DEV Community

Cover image for JSON Schema in 10 Minutes — Validation, Types & Real Examples
Anh Quân Nguyễn
Anh Quân Nguyễn

Posted on • Originally published at calculators.im

JSON Schema in 10 Minutes — Validation, Types & Real Examples

Two years ago I shipped a webhook handler without input validation. A partner started sending us a slightly malformed payload (an extra field, one missing required field) and our worker silently processed garbage into the database for three days before anyone noticed. By the time I traced it, we had 12,000 corrupt rows and a very awkward customer call.
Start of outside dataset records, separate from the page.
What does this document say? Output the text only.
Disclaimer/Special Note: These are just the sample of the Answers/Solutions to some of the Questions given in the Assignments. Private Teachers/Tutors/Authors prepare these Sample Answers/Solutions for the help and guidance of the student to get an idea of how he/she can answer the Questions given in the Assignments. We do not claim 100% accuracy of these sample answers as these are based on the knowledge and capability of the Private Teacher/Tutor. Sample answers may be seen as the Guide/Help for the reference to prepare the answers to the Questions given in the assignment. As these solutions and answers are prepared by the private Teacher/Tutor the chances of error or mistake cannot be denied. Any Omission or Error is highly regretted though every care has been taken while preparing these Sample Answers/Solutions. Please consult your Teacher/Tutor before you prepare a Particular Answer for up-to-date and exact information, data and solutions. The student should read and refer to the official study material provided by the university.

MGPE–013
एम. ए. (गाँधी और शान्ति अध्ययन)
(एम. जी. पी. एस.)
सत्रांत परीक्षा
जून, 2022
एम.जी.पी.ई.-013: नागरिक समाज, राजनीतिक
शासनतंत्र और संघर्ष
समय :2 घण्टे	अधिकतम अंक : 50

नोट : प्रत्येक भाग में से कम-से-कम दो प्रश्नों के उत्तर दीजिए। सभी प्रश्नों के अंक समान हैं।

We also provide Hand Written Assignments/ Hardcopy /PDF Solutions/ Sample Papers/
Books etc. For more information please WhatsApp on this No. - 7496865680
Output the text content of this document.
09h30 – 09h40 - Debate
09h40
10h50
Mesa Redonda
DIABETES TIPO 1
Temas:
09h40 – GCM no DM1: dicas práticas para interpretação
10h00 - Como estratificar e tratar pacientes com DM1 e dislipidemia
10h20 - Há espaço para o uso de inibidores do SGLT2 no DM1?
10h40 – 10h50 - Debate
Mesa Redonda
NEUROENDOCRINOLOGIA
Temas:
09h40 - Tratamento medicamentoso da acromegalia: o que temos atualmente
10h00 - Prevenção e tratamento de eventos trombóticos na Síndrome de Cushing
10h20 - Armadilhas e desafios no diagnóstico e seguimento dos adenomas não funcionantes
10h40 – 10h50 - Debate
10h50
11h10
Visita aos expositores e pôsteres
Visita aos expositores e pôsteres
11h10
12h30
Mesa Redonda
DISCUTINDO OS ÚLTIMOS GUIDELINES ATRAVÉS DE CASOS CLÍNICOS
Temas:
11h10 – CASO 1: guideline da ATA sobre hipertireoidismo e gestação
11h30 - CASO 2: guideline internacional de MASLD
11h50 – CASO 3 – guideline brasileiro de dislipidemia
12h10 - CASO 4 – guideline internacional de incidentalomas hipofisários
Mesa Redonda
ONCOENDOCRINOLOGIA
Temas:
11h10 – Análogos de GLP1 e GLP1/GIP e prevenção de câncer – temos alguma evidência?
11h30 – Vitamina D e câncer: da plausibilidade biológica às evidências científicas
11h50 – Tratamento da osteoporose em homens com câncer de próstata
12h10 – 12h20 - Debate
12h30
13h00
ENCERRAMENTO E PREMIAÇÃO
I learned JSON Schema the next week. This post is the cheat sheet I wish someone had handed me on day one — the keywords I actually use, the gotchas that bit me again later, and the honest comparison with OpenAPI and TypeScript types.

The seven types you'll use

Every JSON value is one of seven types: string, number, integer, boolean, object, array, or null. The integer type is a JSON Schema convenience (raw JSON only has number) but the schema layer enforces "no decimal places." A minimal schema:

{
  "type": "string"
}
Enter fullscreen mode Exit fullscreen mode

That validates any string and rejects everything else. You can also accept a union:

{
  "type": ["string", "null"]
}
Enter fullscreen mode Exit fullscreen mode

Useful for optional fields you want to keep present in the payload rather than omitting. Before I write more than a one-line schema I usually paste a sample payload into a JSON formatter to see the actual shape pretty-printed. Type errors almost always come from misreading the structure.

Objects, required, and the additionalProperties trap

Most real validation work happens on objects. The three keywords you use every day are properties, required, and additionalProperties:

{
  "type": "object",
  "properties": {
    "email":    { "type": "string" },
    "age":      { "type": "integer" },
    "verified": { "type": "boolean" }
  },
  "required": ["email"],
  "additionalProperties": false
}
Enter fullscreen mode Exit fullscreen mode

Three gotchas to internalize. First, properties describes each field but does NOT make any of them required. Without the required array, every property is optional. Second, required is a separate list of property names that must be present (presence only, you still need type to validate the value). Third, additionalProperties: false rejects any property not listed. Without this line, the schema accepts arbitrary extra fields silently. This was the bug that hit me — the partner was sending email_address instead of email, and without additionalProperties: false my schema accepted it as "no email + an unknown field."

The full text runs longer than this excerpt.